Por creencia entiendo aquí una convicción otorgada por la propia experiencia
que busca ser comunicada en la pantalla, la fuente desde donde florece toda
inquietud. Ciertamente este impulso es distintivo a la hora de diferenciar al
cineasta como artista del cineasta comercial o de grandes estudios. En palabras
de Tarkowski:
“El
artista comienza allí donde en su idea o en su propia película surge una
estructura propia e inconfundible, de las imágenes, un sistema de pensamiento
propio en relación con el mundo real, sistema que el director deja luego
expuesto al juicio del público, al que ha comunicado sus más profundos sueños.

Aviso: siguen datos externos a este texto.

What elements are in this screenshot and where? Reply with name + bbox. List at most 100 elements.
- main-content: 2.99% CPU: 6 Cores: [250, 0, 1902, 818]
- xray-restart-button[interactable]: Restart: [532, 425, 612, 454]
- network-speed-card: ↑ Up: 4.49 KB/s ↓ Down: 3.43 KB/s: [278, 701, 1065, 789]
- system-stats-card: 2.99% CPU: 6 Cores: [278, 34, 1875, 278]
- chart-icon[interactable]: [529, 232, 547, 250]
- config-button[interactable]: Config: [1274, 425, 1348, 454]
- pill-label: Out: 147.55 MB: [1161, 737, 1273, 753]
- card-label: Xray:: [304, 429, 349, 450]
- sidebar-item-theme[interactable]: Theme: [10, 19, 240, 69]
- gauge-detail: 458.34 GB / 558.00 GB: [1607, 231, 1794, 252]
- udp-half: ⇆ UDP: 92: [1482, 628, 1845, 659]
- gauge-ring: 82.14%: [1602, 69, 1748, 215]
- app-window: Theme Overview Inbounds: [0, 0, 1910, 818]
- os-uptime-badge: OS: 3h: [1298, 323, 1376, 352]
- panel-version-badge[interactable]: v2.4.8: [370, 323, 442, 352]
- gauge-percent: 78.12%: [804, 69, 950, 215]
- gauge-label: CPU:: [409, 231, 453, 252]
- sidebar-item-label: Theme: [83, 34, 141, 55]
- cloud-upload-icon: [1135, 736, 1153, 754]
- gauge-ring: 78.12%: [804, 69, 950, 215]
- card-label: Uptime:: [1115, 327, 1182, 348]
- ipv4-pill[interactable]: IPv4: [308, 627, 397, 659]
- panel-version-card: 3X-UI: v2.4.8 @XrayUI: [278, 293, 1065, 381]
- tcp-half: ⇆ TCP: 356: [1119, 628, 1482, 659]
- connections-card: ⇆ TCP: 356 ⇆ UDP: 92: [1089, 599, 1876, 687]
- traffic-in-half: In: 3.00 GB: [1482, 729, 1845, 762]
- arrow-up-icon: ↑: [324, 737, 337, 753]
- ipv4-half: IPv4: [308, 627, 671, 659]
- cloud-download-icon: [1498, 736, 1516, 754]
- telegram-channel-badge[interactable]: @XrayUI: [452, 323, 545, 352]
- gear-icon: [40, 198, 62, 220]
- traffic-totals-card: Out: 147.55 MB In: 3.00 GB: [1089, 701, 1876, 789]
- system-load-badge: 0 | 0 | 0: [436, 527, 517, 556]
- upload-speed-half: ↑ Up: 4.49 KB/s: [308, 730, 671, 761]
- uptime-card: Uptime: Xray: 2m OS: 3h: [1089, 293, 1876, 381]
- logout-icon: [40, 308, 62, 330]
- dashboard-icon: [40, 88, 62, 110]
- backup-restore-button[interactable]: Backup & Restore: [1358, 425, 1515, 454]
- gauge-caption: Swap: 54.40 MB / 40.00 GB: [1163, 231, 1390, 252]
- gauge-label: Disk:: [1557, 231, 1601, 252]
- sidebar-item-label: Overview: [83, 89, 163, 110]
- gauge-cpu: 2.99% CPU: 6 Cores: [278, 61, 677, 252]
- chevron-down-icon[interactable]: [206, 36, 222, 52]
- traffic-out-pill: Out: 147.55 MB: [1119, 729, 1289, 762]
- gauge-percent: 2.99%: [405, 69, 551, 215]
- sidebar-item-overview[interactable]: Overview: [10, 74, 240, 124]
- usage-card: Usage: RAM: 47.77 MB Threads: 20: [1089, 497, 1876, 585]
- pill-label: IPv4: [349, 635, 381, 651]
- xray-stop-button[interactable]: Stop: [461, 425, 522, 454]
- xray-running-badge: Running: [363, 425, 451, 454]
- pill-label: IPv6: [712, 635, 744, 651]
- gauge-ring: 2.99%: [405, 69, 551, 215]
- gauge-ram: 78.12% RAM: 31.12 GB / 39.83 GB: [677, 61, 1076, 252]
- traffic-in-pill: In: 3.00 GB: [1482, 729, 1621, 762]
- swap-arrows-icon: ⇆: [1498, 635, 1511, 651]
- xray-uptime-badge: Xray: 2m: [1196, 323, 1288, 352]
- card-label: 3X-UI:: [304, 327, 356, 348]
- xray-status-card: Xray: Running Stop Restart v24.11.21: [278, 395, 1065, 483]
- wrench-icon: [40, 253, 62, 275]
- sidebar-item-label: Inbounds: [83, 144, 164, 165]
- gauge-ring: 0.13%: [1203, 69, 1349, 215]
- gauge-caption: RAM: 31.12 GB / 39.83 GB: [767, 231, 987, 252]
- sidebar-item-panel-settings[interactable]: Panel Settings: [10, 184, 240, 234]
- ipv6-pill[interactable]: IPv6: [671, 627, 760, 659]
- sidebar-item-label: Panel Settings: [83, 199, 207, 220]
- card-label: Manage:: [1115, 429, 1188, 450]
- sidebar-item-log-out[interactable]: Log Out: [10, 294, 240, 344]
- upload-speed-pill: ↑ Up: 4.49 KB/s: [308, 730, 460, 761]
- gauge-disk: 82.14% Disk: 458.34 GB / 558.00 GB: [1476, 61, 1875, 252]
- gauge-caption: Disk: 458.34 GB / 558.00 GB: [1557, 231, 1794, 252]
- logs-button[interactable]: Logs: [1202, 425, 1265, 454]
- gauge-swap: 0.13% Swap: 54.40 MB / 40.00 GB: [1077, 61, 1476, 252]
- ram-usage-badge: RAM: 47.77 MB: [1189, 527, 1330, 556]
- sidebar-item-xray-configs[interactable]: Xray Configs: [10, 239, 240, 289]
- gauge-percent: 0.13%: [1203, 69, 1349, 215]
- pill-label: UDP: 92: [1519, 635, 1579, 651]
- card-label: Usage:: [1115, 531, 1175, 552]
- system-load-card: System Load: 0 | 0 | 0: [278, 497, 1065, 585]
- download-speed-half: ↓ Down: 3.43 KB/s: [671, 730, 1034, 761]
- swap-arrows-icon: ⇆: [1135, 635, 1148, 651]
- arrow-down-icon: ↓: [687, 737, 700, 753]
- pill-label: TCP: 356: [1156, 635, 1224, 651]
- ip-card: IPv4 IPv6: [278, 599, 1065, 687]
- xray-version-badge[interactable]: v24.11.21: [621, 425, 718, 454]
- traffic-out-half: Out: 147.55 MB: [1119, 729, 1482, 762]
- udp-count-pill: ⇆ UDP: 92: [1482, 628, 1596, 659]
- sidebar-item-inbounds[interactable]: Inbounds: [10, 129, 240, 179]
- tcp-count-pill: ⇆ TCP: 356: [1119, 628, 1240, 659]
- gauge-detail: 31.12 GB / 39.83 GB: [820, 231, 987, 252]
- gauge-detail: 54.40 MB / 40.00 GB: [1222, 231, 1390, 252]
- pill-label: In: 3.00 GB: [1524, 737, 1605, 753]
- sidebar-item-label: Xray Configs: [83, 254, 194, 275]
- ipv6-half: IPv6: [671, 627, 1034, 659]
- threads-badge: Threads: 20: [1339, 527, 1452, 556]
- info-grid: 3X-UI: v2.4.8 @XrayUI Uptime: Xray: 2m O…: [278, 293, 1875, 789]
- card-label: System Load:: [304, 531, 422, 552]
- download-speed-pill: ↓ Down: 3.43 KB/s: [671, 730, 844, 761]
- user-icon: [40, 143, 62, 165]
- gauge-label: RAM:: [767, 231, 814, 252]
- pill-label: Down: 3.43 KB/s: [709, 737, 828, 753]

Sólo si presenta su propia visión de las cosas, sólo si así se convierte en una
especie de filósofo, el director es realmente un artista y la cinematografía,
un arte”
La
apuesta de Korine no ha encontrado eco en las grandes salas comerciales,
tampoco el encanto de los críticos del circuito cinematográfico. No es el
primero y con toda certeza tampoco será el último. Basta mirar en la historia
para encontrar una y otra vez este galope a contrapelo en el que el arte se
abre camino. A Korine se lo cataloga de irritante, repetitivo y descerebrado, y
aunque sin pretenderlo, en esa crítica se ofrecen algunos lineamientos que he
buscado aclarar en este artículo: una mirada que se consolida en el tiempo, un
cine con sello propio que ofrece márgenes indefinidos de la forma y el
contenido de lo que narra. Sin duda, una contribución al campo cinematográfico.